La segunda lectura que voy a proponer es una película: esta lista es mudable. La película es «Estiu 1993» («Verano 1993»), protagonista de la clausura de la segunda edición del Festival de Cinema de Menorca, ganadora del premio a la mejor ópera prima en la Berlinale y de la Biznaga de Oro a la mejor película en el Festival de Málaga y la primera que dirige Carla Simón (Barcelona, 1986). No es un libro y no debería ser este el lugar de su reseña, pero intuyo que los amantes de la lectura y los futuros (y presentes) escritores tenemos mucho que aprender de Simón, por cómo maneja lo autobiográfico como material narrativo y por cómo selecciona los detalles que tanto perseguimos en el taller de escritura.
Esos detalles desfilaron por la fachada de la Catedral de Ciutadella el pasado sábado. Ocurrió algo: la emoción hizo que algunos nos olvidásemos por completo de dónde estábamos, de algunos espectadores incapaces de guardar el teléfono en el bolsillo durante 96 minutos o de la potente luz del escaparate de un establecimiento de la plaza, que ojalá se apagara antes, excepcionalmente, durante los dos o tres días al año en los que el cine al aire libre se proyecta en este espacio, en un festival que es ya esencial, para residentes y visitantes, en el verano cultural de la Isla.
Nada pudo, de todos modos, con lo íntimo de la película. Parte de la magia de «Estiu 1993», rodado en catalán, es que la cámara se esfuma. La cámara (invisible) sigue a una niña de seis años, Frida y el corazón late como si de verdad todo eso estuviera pasando: es más, como si nos estuviera pasando.

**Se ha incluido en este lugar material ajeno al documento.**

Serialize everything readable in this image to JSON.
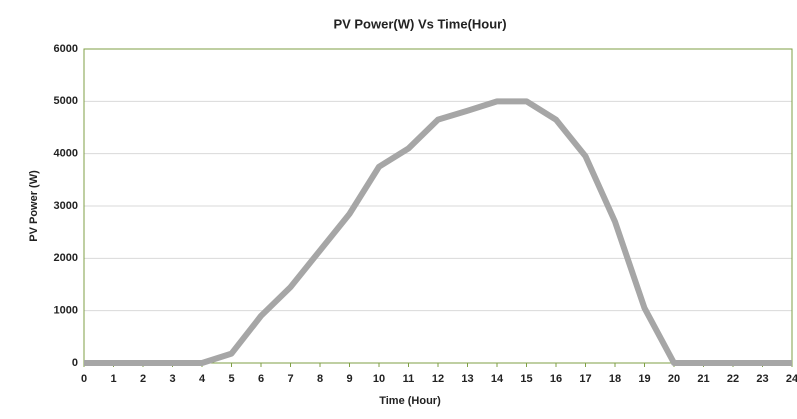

Frida, encarnada por Laia Artigas, ha perdido a sus padres —igual que Simón perdió a su madre a causa del sida, después de haber perdido también al padre, en ese verano que lo cambió todo— y es adoptada por sus tíos, que la llevan a su casa, en pleno campo, en busca de su sitio en su nuevo mundo. La muerte es una incógnita cuando se tienen seis años y esta película es capaz de apresar algunos de esos huecos: ¿hay sangre cuando alguien muere? Los ojos atentos de la niña van recogiendo las piezas sueltas que los adultos dejan caer desde el piso de arriba —porque se ha quedado una ventana abierta— o desde lo alto de la mesa después de comer: ¿carta?, ¿qué carta? Y así fuimos en Ciutadella respirando con Frida, a su ritmo, tan lento en algunas escenas como el que marca la vida algunos días, y con varias de ellas memorables: como esa en la que Frida, disfrazada, jugando con la otra gran estrella de la película, su pequeña hermana/prima Anna (Paula Robles), consigue que la madre, la gran presencia ausente, se materialice durante unos cuantos minutos para poder echarla todos de menos.
Diálogos naturales y espontáneos —otro reto para escritores— y una fotografía limpia y bella, hacen el recorrido deslumbrante por ese terreno de los primeros años, tan idealizado a veces, en el que las cosas se descubren a otra velocidad. Hay que aprender lo que es la muerte, pero también lo que está bien y lo que está mal, dónde está el límite del riesgo (la carretera más oscura, la poza más profunda, el escondite más peligroso). Hay que aprenderlo todo: hasta a llorar. Una lección de cine deliciosa, en definitiva, y también de narración, que me ha llevado de vuelta al libro que está estos días en mi mesilla, de otra maestra del detalle y del material autobiográfico como punto de partida: «Léxico familiar», de Natalia Ginzburg (1916-1991).
La autora italiana también consiguió recrear, en este caso con la palabra como única herramienta, esas primeras relaciones personales, con sus miedos y sus placeres y la mirada tan nueva. Lo hizo con detalles cotidianos y contenidos y, también como Simón —y como tantas creadoras—, tuvo Ginzburg que defender su novela, en 1963, como una obra a secas, situada por encima de la etiqueta de lo testimonial:
«Solo he escrito lo que recordaba. Por eso, quien intente leerlo como si fuera una crónica, encontrará grandes lagunas. Y es que este libro, aunque haya sido extraído de la realidad, debe leerse como se lee una novela (...). Esta no es mi historia, sino (incluso con vacíos y lagunas) la de mi familia. Debo añadir que ya en mi infancia me propuse escribir un libro sobre las personas que entonces me rodeaban. En parte, puedo decir que este es el libro. Pero solo en parte, porque la memoria es débil, y los libros que se basan en la realidad con frecuencia son solo pequeños atisbos y fragmentos de cuanto vivimos y oímos».